Ils sont certainement plus nombreux encore aujourd’hui, les pays africains qui ont décidé de déclarer la guerre à ces auxiliaires de course très pratiques.
 
Hélas, deux ans plus tard, force est de constater que la mise en œuvre des mesures d’interdiction est toute relative : A Dakar, Kinshasa, Rabat ou ailleurs, les sacs plastiques ont la vie dure : ils continuent de circuler allègrement dans les supermarchés des grandes villes du continent, sans que grand monde ne s’en émeuve.
 
Pourtant, leur interdiction était partie d’une bonne intention : protéger l’environnement.
 
Mais le principal problème du sac plastique est qu’il n’est pas biodégradable : sa durée de vie est de de 100 à 400 ans, ce qui veut dire qu’il constitue un danger potentiel pour la faune. Selon l'Organisation des Nations unies, en 1950, la population mondiale était de 2,5 milliards et 1,5 million de tonnes de matières plastiques avaient été produites.

En 2016, plus de 7 milliards de personnes vivent sur notre planète et nous produisons plus de 300 millions de tonnes de plastique. Selon le Programme des Nations unies pour l'Environnement (PNUE), si cette tendance se poursuit, près de 33 milliards de tonnes de plastique auront été accumulées d'ici à 2050.

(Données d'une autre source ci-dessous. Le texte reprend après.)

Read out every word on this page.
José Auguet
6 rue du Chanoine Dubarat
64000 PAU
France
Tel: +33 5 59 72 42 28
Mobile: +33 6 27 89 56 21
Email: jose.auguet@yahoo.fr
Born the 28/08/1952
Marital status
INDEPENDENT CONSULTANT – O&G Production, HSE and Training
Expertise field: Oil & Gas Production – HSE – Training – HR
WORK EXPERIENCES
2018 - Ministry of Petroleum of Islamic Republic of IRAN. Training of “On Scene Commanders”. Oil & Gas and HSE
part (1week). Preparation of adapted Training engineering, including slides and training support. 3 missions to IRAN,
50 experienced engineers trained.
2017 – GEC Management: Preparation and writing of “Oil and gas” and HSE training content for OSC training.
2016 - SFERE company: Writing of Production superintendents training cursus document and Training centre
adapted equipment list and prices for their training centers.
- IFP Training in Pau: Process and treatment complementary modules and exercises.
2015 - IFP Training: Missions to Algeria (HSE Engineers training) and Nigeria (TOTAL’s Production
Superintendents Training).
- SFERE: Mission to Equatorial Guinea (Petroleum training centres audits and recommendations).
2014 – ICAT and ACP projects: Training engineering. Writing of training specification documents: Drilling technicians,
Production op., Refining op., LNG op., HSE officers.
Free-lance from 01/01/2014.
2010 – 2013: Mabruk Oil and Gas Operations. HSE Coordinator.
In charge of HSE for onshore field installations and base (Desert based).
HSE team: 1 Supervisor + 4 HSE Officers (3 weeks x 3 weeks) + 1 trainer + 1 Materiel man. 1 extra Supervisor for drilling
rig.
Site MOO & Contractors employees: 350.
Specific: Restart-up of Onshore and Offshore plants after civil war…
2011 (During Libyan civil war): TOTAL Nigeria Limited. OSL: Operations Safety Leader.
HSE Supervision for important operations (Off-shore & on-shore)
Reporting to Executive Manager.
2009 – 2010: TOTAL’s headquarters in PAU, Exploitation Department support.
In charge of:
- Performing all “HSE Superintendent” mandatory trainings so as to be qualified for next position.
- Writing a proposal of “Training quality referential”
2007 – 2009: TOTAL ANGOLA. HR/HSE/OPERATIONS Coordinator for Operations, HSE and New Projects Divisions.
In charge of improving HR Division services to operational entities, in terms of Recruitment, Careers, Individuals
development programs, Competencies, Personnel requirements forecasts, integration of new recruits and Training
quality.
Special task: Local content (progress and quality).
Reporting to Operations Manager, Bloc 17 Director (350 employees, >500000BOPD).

La production croissante, conjuguée à la fois aux modifications de la structure plastique et aux changements démographiques, a entraîné une augmentation de la quantité de débris plastiques déversés dans nos océans.
 
Une solution alternative a consisté en la mise au point de sacs plastiques biodégradables. Mais selon des spécialistes, cette solution est inopérante : ces sacs biodégradables ne fondent qu’à une température de 50 degrés C, qui ne correspond pas aux réalités de l’environnement marin.
 
Mais que faire face à cette situation ? Comment mettre fin à l’hypocrisie qui consiste à mettre fin aux sacs plastiques tout en les tolérant ? Faut-il sacrifier l’environnement sur l’autel des courses ? Faut-il faire avec les sacs en papier, en dépit de leurs insuffisances ?
 
SciDev.Net lance le débat.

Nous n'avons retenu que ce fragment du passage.